Сельма старалась не слишком откровенно таращиться на них и зарылась носом поглубже в шарф, но первый из близнецов все-таки успел ее заметить.
– О, мисс Бартли… Добрый вечер! Тоже покупаете подарки на Рождество? – обратился он к ней. – У вас большая семья, наверняка нужно много подарков!
Брат его молча шагал рядом, едва удостаивая ее взглядом.
– Ну же, Энгус, позволь я представлю тебя юной леди, которая спасла тебе жизнь!
Энгус посмотрел на нее. Глаза его были пустые, словно он никогда ее прежде не видел. Он вежливо чуть наклонил вперед голову, но ничего не сказал.
– Печально… Ничегошеньки-то он не помнит, – невесело пояснил Гай. – Ну, как ваши дела? Не терпится дождаться Рождества?
Не зная, что говорить в ответ, Сельма кивнула.
– Вот так холодина. Я слышал, к нам идут снежные тучи. Но, надеюсь, они подождут, и мы успеем славно поохотиться в сочельник!
Сельма снова кивнула. Она знала, что отец вовсю занят в кузнице, подковывая лошадей благородных охотников, собирающихся, как у них заведено, поохотиться на лис в канун Рождества. Сбор назначен у «Оленьих рогов».
– Если хотите, мы помолимся за вас на нашем утреннем выступлении, – предложила Сельма. – Не представляю, правда, как петь в такую пургу.
– Выступлении? – недоуменно включился в разговор Энгус. Он теребил тесемку, которой был перевязан сверток в его руках, и смотрел куда-то мимо нее из-под нависших век.
– Да… рождественские гимны. Мы поем колядки у дерева на рассвете, а потом собираем небольшой оркестр…
– Ах, эти сектанты со своими причудами, – презрительно пожал он плечами. – Мама говорит, от них-то все наши беды.
– Энгус! – настал черед Гая покраснеть. – Ой, глядите, вон Бивен на своей новой игрушке. Отец купил ему автомобиль. Мы предложили бы подвезти вас до дому, но едем на станцию встречать лондонский экспресс. Наш отец возвращается домой на Рождество.
– Я с мамой, просто жду ее здесь. Мы вернемся на конке, спасибо. Надеюсь, вы оба получите чудесные подарки на Рождество, – улыбнулась она и легонько присела в реверансе.
– И вам того же желаем, и всем вашим близким! Не забывайте, мы страшно благодарны вам и вашим братьям, правда, Энгус? – обернулся он к брату, но тот уже удалялся в направлении ярко освещенной пивной. – Простите его грубость. Он сам не свой в последнее время. Ну, мне пора. Да и вам тоже. Вы совсем замерзли!
Энгус показался Сельме ничуть не менее надменным, чем в тот злополучный полдень, когда ему вздумалось у ручья преподать им урок ныряния.
– Надеюсь, он скоро поправится, – ответила она, не столько веря в то, что он изменится, сколько из вежливости.
Гай помолчал.
– Вы пойдете смотреть охоту?
– Возможно. Если погода не подведет. Но вообще-то мы ждем гостей из Брэдфорда – нашу тетю Рут с мужем.
– Да уж, у нас тоже каждый день гости, мамины друзья в основном. Снова шарады, песни у рояля, игра в карты, и гуляем, гуляем, гуляем – пешком и верхом по холмам. Ну просто с ног валишься к концу дня!

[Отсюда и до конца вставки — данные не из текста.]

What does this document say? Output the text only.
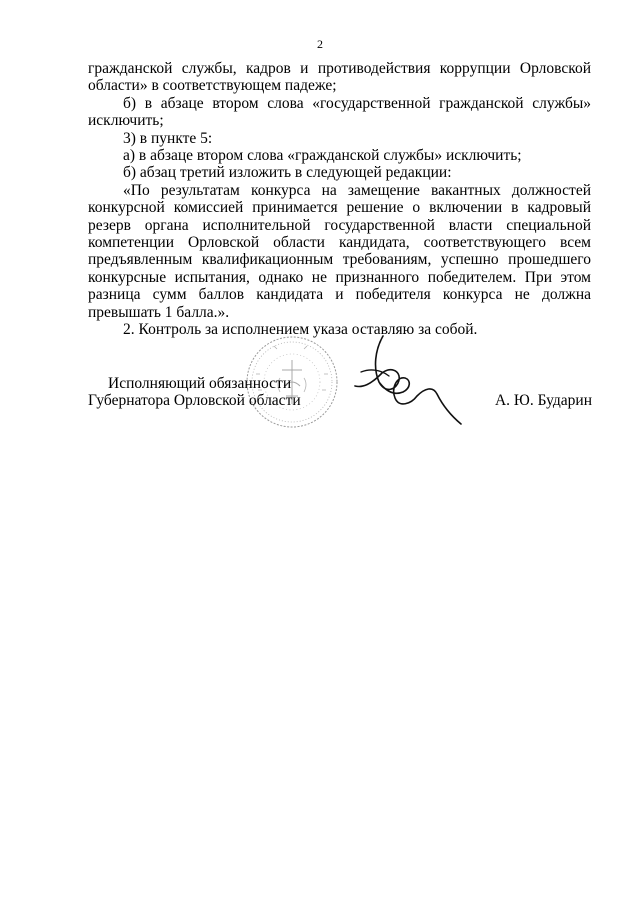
2

гражданской службы, кадров и противодействия коррупции Орловской области» в соответствующем падеже;

б) в абзаце втором слова «государственной гражданской службы» исключить;

3) в пункте 5:

а) в абзаце втором слова «гражданской службы» исключить;

б) абзац третий изложить в следующей редакции:

«По результатам конкурса на замещение вакантных должностей конкурсной комиссией принимается решение о включении в кадровый резерв органа исполнительной государственной власти специальной компетенции Орловской области кандидата, соответствующего всем предъявленным квалификационным требованиям, успешно прошедшего конкурсные испытания, однако не признанного победителем. При этом разница сумм баллов кандидата и победителя конкурса не должна превышать 1 балла.».

2. Контроль за исполнением указа оставляю за собой.

Исполняющий обязанности
Губернатора Орловской области	А. Ю. Бударин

– Мы тоже поем песни, а вот в карты мы не играем… Совсем не играем в азартные игры, – ответила она, не уточнив, что еще они в рот не берут и глотка спиртного. – Что ж, весело вам отдохнуть!
– Счастливого Рождества, Селима! – отозвался он, приподняв кепи, и зашагал вслед за братом.
Сердце ее подпрыгнуло – он помнит ее полное имя! Гай излучал тепло точно так же, как его брат излучает холод, и неважно, здоров он или болен. Гай как будто видит в ней друга, равного. В груди поднималось волнение, словно бабочки вдруг затрепетали крылышками.
Они живут в одной деревне, но их семьи принадлежат к разным мирам, между ними высокая каменная стена, прикрытая буковой изгородью. Но Рождество – это особое время, – улыбнулась она, – время, когда ты желаешь добра всем, кто рядом с тобой: богатым и бедным, аристократам и простым людям. Может быть, их миры еще когда-нибудь соприкоснутся? Лишь одно она знала наверняка: она хочет увидеть Гая в охотничьем костюме верхом на лошади.
Шлепок по спине резко вывел ее из мечтательного состояния.
– О чем это ты тут воркуешь с господами красавчиками?
Обернувшись на голос Мэриголд Плиммер – узенькое личико, скривившиеся в усмешке губы, – Сельма тихо ответила:
– Ничего интересного, не стоит внимания.
– Как знаешь. Но не надейся, что кто-то из них одарит тебя милостями. Мама говорит, один из них повредился разумом. Припадок у него был на школьном дворе или что-то вроде того. Мне Тилли Фостер рассказала. Она работает в столовой и все видела – ну, вернее, одна из ее знакомых видела. Так что не все купишь за деньги. И поделом им, и очень это справедливо, что несчастья сваливаются на них так же, как на нас, правда?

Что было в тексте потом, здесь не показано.